Acórdão nº 1035/22.8 BESNT de Tribunal Central Administrativo Sul, 2023-10-12

Ano2023
Número Acordão1035/22.8 BESNT
ÓrgãoTribunal Central Administrativo Sul
I. RELATÓRIO

S..., LDA., intentou no Tribunal Administrativo e Fiscal de Sintra a presente acção administrativa de contencioso pré-contratual contra a T... – Transportes Metropolitanos de Lisboa, EMT, S.A. (Entidade Demandada) de declaração de ilegalidade dos artigos 4.º, n.º 3 e 15.º do Programa do Concurso e das cláusulas 1.ª, 3.ª, 4.ª e 35.ª do Caderno de Encargos do concurso público, designado por “Rede de Agentes de Venda de Títulos de Transporte Comercializados pela T... – Transportes Metropolitanos de Lisboa, EMT, S.A”.
O TAF de Sintra, por decisão de 13.12.2022, julgou-se incompetente em razão da matéria e determinou a remessa ao Juízo de Contratos Públicos do Tribunal Administrativo de Círculo de Lisboa, por ser o competente.
Por sentença de 24.03.2023, o TAC de Lisboa, decidiu julgar procedente a excepção dilatória de ilegitimidade activa e, em consequência, absolveu a Entidade Demandada da instância.
Inconformada a Autora, ora Recorrente, veio interpor recurso jurisdicional terminando a sua Alegação com as seguintes (extensas) conclusões:
Quanto ao objeto dos presentes autos:
A) Os presentes autos podem ser sumariados num pequeno parágrafo: a Autora, juntamente com centenas de outras empresas, presta um serviço à Entidade Demandada; a Entidade Demandada decidiu promover um concurso público tendo em vista regular a prestação daquele serviço; o concurso público foi formulado de tal forma que a Autora, juntamente com centenas de outras empresas, deixam de poder prestar esse serviço; aliás, o Concurso apenas poderia concluir com a escolha de uma única entidade porque só essa reunia os requisitos para concorrer.
É esta absoluta e absurda eliminação da concorrência, com prejuízo de quem atualmente presta o serviço e deixará de o poder fazer, que está em causa nos presentes autos.
B) A ação de contencioso pré-contratual visa a declaração de ilegalidade do n.º 3 do mesmo artigo 4.º do Programa do Concurso, do artigo 15.º do Programa do Concurso, assim como do n.º 2, da cláusula 1ª, do Caderno de Encargos e das cláusulas 3ª, 4ª e 35ª do Caderno de Encargos do concurso público, designado por “Rede de Agentes de Venda de títulos de transporte comercializados pela T... – Transportes Metropolitanos de Lisboa, EMT. S.A.”, criado pela T... – Transportes Metropolitanos de Lisboa, EMT. S.A..

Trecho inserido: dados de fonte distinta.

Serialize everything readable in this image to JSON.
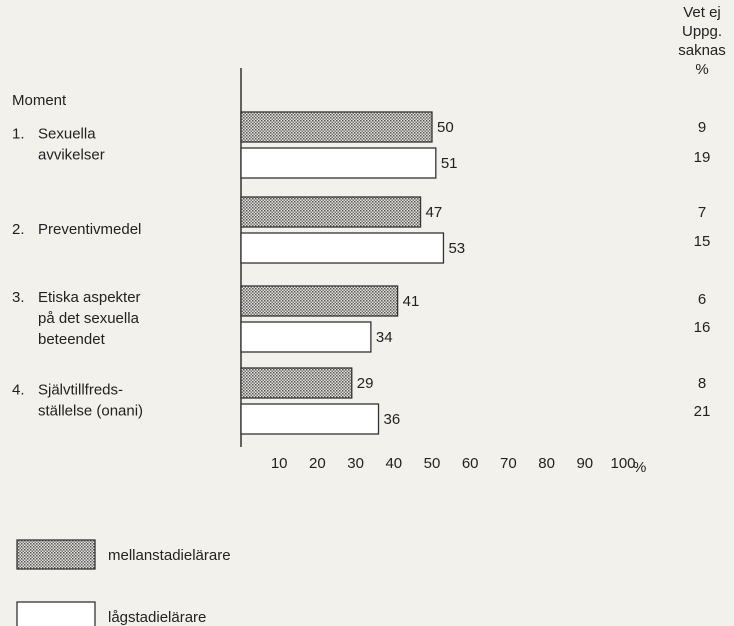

C) O referido concurso visa a celebração de um contrato de aquisição de serviços com vista a estabelecer e a operar uma Rede permanente, com um mínimo de 1500 (mil e quinhentos) de Agentes de Vendas que assegure a venda dos títulos de transporte comercializados pela T... - Transportes Metropolitanos de Lisboa, E.M.T., S.A., no valor de €730,000.00 (setecentos e trinta mil euros).

D) A Autora e ora Recorrente integra a vasta rede de agentes de vendas da P...i – entidade que prestava o mesmo serviço que se visa prestar com o contrato resultante do concurso público em causa.
Quanto ao mérito do recurso:
Síntese da decisão recorrida
E) A decisão recorrida julgou procedente a exceção de ilegitimidade ativa deduzida, tendo por isso absolvido a Entidade Demandada da instância, nos termos do disposto no artigo 87.º-B, n.º 1 e artigo 89.º, n.ºs 1, 2 e alínea e), do n.º 4, todos do CPTA.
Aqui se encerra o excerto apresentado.